The required libraries are specified in the requirements.txt file. You need to install:
- pandas
- scikit-learn
- plotly
- matplotlib
- seaborn
- networkx
If you want to skip the scraping stage, which in total takes cca. 17h, I have published the already scraped data and graph files:
https://drive.google.com/file/d/1E9itO0aoc-UHOPRXewhRZnHuxrQli-Ol/view?usp=sharing
Download the file and unzip it in the folder "data/". You will also get the already generated GEXF and graphML graph files.
Scraping takes a long time due to the Spotify API limits.
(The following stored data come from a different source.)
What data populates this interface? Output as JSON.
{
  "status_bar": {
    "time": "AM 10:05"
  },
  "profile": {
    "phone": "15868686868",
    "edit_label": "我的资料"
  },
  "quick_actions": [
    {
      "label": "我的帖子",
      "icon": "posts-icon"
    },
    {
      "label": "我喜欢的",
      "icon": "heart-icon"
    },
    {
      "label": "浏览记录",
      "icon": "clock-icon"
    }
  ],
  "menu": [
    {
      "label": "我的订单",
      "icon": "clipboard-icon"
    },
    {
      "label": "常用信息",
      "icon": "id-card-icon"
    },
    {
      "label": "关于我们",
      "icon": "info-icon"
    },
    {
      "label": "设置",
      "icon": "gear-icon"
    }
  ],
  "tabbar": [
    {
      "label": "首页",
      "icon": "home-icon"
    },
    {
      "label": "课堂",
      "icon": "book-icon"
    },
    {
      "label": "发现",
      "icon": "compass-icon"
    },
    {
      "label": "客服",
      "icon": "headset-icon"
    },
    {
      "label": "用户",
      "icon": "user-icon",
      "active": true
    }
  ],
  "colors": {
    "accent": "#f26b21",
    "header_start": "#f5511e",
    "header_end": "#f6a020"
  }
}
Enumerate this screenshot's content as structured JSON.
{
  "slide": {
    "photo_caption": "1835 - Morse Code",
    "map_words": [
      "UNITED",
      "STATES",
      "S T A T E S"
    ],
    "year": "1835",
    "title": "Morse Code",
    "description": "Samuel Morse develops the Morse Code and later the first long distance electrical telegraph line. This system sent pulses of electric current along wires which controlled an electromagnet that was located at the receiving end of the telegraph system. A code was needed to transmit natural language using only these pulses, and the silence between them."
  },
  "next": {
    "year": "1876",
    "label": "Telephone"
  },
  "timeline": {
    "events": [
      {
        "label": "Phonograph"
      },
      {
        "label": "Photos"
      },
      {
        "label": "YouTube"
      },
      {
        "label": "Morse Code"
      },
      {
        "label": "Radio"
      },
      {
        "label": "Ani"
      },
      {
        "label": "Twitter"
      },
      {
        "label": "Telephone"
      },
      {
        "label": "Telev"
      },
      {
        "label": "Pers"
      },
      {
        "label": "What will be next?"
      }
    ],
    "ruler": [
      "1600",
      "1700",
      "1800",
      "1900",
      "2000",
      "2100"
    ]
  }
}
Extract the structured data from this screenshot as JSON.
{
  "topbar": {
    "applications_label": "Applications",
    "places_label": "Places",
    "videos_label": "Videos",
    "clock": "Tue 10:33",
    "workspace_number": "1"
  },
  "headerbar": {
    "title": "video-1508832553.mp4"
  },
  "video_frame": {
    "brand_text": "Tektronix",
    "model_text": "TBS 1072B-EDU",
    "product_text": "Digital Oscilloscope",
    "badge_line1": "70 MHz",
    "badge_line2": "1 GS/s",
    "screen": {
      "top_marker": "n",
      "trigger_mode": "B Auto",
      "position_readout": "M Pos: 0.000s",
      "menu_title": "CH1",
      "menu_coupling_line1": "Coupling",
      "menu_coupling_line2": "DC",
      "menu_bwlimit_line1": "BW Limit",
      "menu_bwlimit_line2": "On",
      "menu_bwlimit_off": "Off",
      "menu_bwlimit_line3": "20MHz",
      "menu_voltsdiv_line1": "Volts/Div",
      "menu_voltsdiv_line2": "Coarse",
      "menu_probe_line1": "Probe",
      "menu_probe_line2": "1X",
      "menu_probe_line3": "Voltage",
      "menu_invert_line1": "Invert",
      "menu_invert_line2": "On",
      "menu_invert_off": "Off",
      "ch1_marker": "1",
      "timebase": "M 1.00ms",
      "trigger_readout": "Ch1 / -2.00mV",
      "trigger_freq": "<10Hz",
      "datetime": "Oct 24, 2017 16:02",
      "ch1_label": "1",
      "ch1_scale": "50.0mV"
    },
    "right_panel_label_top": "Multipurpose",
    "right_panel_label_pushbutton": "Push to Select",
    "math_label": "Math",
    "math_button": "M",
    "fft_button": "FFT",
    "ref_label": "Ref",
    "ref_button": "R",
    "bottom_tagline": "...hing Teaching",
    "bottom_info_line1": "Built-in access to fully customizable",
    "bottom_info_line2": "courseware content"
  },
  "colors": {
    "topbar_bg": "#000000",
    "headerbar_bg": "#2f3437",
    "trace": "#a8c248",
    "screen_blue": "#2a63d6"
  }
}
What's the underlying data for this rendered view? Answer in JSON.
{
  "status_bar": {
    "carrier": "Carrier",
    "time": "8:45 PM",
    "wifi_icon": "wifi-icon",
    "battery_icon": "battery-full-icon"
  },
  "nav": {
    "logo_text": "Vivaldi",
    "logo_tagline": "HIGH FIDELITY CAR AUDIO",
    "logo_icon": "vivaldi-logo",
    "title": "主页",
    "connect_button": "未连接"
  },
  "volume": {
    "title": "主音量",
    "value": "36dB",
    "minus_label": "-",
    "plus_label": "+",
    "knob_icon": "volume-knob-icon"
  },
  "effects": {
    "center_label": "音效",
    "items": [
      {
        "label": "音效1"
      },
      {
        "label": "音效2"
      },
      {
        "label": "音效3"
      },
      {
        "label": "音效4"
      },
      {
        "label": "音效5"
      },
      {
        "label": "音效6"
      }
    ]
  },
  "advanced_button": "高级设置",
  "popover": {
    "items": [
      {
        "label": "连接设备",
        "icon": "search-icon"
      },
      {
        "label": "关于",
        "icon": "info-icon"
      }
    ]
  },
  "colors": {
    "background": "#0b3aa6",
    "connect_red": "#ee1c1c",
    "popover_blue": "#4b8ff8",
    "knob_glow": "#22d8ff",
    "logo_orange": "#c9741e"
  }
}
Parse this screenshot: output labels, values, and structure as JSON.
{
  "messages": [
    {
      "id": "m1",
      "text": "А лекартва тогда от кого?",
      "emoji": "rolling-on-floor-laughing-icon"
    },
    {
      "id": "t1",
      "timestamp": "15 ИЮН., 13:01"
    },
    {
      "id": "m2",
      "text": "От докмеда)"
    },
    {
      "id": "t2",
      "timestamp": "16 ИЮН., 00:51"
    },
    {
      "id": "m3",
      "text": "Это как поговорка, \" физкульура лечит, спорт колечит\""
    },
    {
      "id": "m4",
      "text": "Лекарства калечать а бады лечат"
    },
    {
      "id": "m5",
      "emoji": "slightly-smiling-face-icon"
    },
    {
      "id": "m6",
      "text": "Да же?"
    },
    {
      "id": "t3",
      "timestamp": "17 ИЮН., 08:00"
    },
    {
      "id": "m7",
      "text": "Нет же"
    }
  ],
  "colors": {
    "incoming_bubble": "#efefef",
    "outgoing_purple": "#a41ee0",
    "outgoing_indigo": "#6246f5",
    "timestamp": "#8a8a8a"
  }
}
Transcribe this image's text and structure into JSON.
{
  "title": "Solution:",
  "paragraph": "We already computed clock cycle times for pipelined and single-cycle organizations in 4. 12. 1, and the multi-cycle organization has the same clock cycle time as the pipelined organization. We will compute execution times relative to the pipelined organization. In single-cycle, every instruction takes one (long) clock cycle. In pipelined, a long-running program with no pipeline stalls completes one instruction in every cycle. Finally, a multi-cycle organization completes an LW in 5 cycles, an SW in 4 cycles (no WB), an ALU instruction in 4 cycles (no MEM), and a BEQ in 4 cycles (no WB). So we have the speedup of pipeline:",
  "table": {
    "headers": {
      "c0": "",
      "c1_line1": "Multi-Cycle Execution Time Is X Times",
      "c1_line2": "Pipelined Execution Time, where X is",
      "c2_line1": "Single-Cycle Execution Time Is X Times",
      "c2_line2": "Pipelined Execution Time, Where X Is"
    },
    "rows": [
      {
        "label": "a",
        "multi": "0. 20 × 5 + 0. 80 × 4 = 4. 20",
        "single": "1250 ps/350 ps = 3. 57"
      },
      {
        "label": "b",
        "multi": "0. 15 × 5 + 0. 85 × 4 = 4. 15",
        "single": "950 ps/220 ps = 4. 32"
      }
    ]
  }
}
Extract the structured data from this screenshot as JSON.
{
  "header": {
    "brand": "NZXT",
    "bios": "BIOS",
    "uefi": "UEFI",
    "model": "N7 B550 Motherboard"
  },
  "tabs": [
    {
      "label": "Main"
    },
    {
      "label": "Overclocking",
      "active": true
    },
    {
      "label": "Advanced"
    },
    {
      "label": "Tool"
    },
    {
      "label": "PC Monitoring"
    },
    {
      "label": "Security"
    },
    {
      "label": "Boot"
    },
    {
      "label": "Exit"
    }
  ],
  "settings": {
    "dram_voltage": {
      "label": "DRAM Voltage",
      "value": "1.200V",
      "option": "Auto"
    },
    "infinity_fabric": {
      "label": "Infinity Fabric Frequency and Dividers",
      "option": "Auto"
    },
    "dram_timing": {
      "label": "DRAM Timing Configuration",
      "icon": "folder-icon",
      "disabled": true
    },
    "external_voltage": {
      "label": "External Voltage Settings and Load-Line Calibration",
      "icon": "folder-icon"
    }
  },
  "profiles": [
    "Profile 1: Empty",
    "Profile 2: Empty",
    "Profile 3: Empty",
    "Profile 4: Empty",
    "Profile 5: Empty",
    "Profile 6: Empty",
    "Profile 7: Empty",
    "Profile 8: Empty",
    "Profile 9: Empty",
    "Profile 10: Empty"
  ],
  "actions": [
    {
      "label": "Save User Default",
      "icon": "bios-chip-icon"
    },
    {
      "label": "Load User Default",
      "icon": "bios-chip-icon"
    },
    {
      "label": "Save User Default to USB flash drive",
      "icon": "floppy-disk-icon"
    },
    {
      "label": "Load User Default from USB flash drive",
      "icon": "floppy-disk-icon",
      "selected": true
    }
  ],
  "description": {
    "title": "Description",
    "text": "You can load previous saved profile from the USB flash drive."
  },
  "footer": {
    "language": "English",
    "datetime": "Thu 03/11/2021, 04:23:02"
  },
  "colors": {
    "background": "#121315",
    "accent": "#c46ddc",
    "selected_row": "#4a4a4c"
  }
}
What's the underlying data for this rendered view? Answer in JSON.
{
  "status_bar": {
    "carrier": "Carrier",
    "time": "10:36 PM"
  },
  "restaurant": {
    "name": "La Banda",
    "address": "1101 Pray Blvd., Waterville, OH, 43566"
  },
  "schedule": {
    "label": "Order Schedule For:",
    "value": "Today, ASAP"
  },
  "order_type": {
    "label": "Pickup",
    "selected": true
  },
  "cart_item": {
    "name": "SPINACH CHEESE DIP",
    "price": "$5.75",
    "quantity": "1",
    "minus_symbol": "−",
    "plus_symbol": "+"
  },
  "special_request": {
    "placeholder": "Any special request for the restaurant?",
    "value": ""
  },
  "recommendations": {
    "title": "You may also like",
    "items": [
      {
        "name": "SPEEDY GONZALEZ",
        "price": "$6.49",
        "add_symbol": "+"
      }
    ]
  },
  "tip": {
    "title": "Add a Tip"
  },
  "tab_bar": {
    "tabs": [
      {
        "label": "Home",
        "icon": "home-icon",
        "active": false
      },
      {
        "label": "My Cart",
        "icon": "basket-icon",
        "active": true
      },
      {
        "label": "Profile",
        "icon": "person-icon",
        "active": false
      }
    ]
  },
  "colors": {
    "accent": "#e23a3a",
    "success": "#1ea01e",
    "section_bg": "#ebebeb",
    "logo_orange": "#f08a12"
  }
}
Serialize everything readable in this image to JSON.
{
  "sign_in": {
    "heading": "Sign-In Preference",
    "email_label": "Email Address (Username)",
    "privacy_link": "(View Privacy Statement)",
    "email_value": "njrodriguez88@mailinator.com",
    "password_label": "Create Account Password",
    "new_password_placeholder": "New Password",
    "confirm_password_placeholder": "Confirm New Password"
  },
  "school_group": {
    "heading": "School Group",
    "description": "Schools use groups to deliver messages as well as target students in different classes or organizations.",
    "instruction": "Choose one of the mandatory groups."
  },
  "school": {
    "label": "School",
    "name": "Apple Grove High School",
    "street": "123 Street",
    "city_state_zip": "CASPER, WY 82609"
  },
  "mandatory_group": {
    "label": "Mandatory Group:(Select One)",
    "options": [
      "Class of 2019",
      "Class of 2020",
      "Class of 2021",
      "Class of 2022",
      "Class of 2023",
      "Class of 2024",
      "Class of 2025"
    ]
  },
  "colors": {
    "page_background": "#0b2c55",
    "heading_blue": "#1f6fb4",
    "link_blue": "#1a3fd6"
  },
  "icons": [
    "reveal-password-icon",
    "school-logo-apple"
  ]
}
This limits are not clearly specified and we have to err on the side of caution to be able to continue to scrape.
Scraping times for 10000 artists:
- Artists: cca. 3h
- Top 10 artist tracks and their audio features: cca. 6h
- Writers of the top 10 artist tracks: cca. 23h
Due to the large amount of time it takes to scrape the top 10 song writers we limited the scraping to only top 3 songs per artist which brings the scraping time for writers down to cca. 8h.
Edit main.py and set (at the top of the file) your CLIENT_ID and CLIENT_SECRET from Spotify API. In addition, you will have to collect your "Bearer token" from your browser when you login to https://open.spotify.com/ and also save it at the top of the file in the TOKEN variable.
Once you have the scraped files in data/raw/ folder you can open the Jupyter Notebook notebooks/scraped_data_analysis.ipynb and run it to load the data, clean it and generate GEXF graph files.